I hate that even now, a year later, I am still struck dumb by the “last times.” In the beginning it was expected that there would be lots of them. “The last time I drove was the day I took her to the hospital.” “The last time I was at this friend’s house for dinner I was holding her.” “The last time I sat at our dining room table I was nursing her.” “The last time I slept in this bed, she was sleeping next to me.”
It happened less as time went on, as each one of them was realized, cried over, and recovered from. They would still creep up occasionally, less frequent and less expected. “The last time I watched this movie we were in the hospital and I was watching a stupid movie instead of holding her.” “The last time I talked to this person, I was still pregnant with her, and now I have to explain to someone else how drastically things can change in just a few months.”

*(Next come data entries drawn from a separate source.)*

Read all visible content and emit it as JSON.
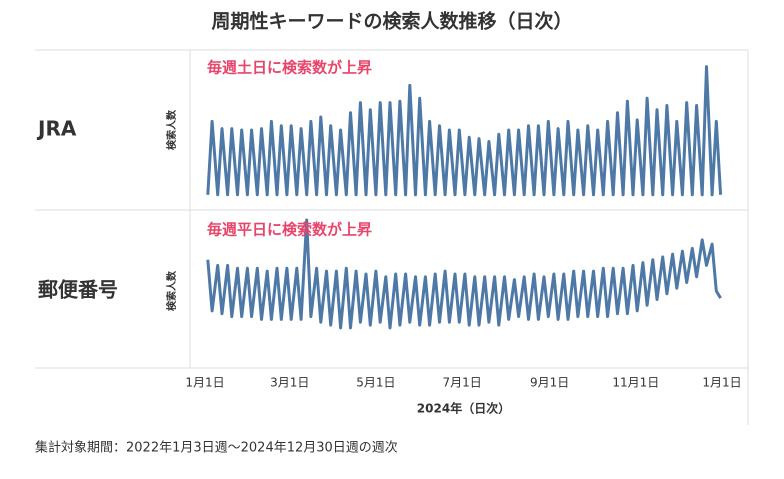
{
  "title": "周期性キーワードの検索人数推移（日次）",
  "chart_data": [
    {
      "type": "line",
      "row_label": "JRA",
      "annotation": "毎週土日に検索数が上昇",
      "y_label": "検索人数",
      "color": "#4e79a7",
      "xlim": [
        0,
        366
      ],
      "ylim": [
        0,
        100
      ],
      "x": [
        2,
        5,
        9,
        12,
        16,
        19,
        23,
        26,
        30,
        33,
        37,
        40,
        44,
        47,
        51,
        54,
        58,
        61,
        65,
        68,
        72,
        75,
        79,
        82,
        86,
        89,
        93,
        96,
        100,
        103,
        107,
        110,
        114,
        117,
        121,
        124,
        128,
        131,
        135,
        138,
        142,
        145,
        149,
        152,
        156,
        159,
        163,
        166,
        170,
        173,
        177,
        180,
        184,
        187,
        191,
        194,
        198,
        201,
        205,
        208,
        212,
        215,
        219,
        222,
        226,
        229,
        233,
        236,
        240,
        243,
        247,
        250,
        254,
        257,
        261,
        264,
        268,
        271,
        275,
        278,
        282,
        285,
        289,
        292,
        296,
        299,
        303,
        306,
        310,
        313,
        317,
        320,
        324,
        327,
        331,
        334,
        338,
        341,
        345,
        348,
        352,
        355,
        359,
        362,
        365
      ],
      "values": [
        5,
        56,
        5,
        51,
        5,
        51,
        5,
        50,
        5,
        50,
        5,
        51,
        5,
        56,
        5,
        53,
        5,
        53,
        5,
        51,
        5,
        56,
        5,
        59,
        5,
        53,
        5,
        50,
        5,
        62,
        5,
        69,
        5,
        64,
        5,
        69,
        5,
        69,
        5,
        70,
        5,
        81,
        5,
        72,
        5,
        56,
        5,
        53,
        5,
        50,
        5,
        50,
        5,
        45,
        5,
        44,
        5,
        42,
        5,
        47,
        5,
        50,
        5,
        50,
        5,
        53,
        5,
        53,
        5,
        56,
        5,
        51,
        5,
        56,
        5,
        50,
        5,
        53,
        5,
        50,
        5,
        56,
        5,
        62,
        5,
        70,
        5,
        57,
        5,
        72,
        5,
        64,
        5,
        67,
        5,
        56,
        5,
        69,
        5,
        67,
        5,
        94,
        5,
        56,
        5
      ]
    },
    {
      "type": "line",
      "row_label": "郵便番号",
      "annotation": "毎週平日に検索数が上昇",
      "y_label": "検索人数",
      "color": "#4e79a7",
      "xlim": [
        0,
        366
      ],
      "ylim": [
        0,
        100
      ],
      "x_label": "2024年（日次）",
      "xticks": [
        {
          "value": 0,
          "label": "1月1日"
        },
        {
          "value": 60,
          "label": "3月1日"
        },
        {
          "value": 121,
          "label": "5月1日"
        },
        {
          "value": 182,
          "label": "7月1日"
        },
        {
          "value": 244,
          "label": "9月1日"
        },
        {
          "value": 305,
          "label": "11月1日"
        },
        {
          "value": 366,
          "label": "1月1日"
        }
      ],
      "x": [
        2,
        5,
        9,
        12,
        16,
        19,
        23,
        26,
        30,
        33,
        37,
        40,
        44,
        47,
        51,
        54,
        58,
        61,
        65,
        68,
        72,
        75,
        79,
        82,
        86,
        89,
        93,
        96,
        100,
        103,
        107,
        110,
        114,
        117,
        121,
        124,
        128,
        131,
        135,
        138,
        142,
        145,
        149,
        152,
        156,
        159,
        163,
        166,
        170,
        173,
        177,
        180,
        184,
        187,
        191,
        194,
        198,
        201,
        205,
        208,
        212,
        215,
        219,
        222,
        226,
        229,
        233,
        236,
        240,
        243,
        247,
        250,
        254,
        257,
        261,
        264,
        268,
        271,
        275,
        278,
        282,
        285,
        289,
        292,
        296,
        299,
        303,
        306,
        310,
        313,
        317,
        320,
        324,
        327,
        331,
        334,
        338,
        341,
        345,
        348,
        352,
        355,
        359,
        362,
        365
      ],
      "values": [
        72,
        36,
        68,
        34,
        68,
        32,
        66,
        32,
        66,
        32,
        66,
        30,
        64,
        30,
        66,
        30,
        66,
        30,
        66,
        30,
        100,
        32,
        66,
        28,
        64,
        26,
        64,
        24,
        66,
        24,
        64,
        28,
        62,
        26,
        64,
        28,
        60,
        24,
        62,
        26,
        62,
        28,
        60,
        26,
        60,
        26,
        62,
        28,
        64,
        28,
        62,
        28,
        62,
        26,
        60,
        26,
        60,
        28,
        60,
        26,
        60,
        30,
        58,
        32,
        60,
        30,
        62,
        30,
        60,
        32,
        62,
        30,
        62,
        30,
        64,
        32,
        64,
        32,
        64,
        32,
        66,
        32,
        66,
        34,
        66,
        34,
        68,
        36,
        70,
        40,
        72,
        44,
        74,
        48,
        76,
        52,
        78,
        56,
        80,
        60,
        86,
        68,
        83,
        50,
        45
      ]
    }
  ],
  "footnote": "集計対象期間：2022年1月3日週～2024年12月30日週の週次"
}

Even now, it still happens once in a while. Today I decided to order from a company I used to do business with. I went back through my old invoices to jog my memory about what I might want to get. Then it hit me. The last time I did an order was just a couple months after Eliana died-during that time I was walking around like a zombie half the time and crying hysterically the other half.
It seems strange to me now that I was doing something so mundane as ordering food. I don’t remember eating. I guess this is proof that I fed my kids at least. I can’t even begin to imagine how I pulled it together enough to either make a decision about what food to buy or to actually purchase it. I certainly did not feel very functional or even okay. Did I look like I was functional or doing okay?
Going back a few orders I found the ones I placed right before she was born. I bought all that stuff in preparation for having a new baby. I stocked up on essentials so I wouldn’t need to go to the store for a while afterward. I made ready for life with a baby that I wasn’t going to get to keep. I have a whole trail of sadness, neatly disguised as food orders.
And then this whole line of thinking leads me to the really important stuff. The last time I held her. The last time I saw her smile. The last time, the last time. Most people record their baby’s firsts. I can only recite the lasts. The last time she took a breath, and the last time I was able to hope for miracles. The last time my baby looked into my eyes, the last time I saw her face, and the last time I looked at the world unclouded by grief.
I think most of all I yearn for the last time that both she and I were whole, and for the time when we both will be again. Someday, hopefully a long time from now, it will be a relief to know that I’ve cried for the last time over missing my Eliana.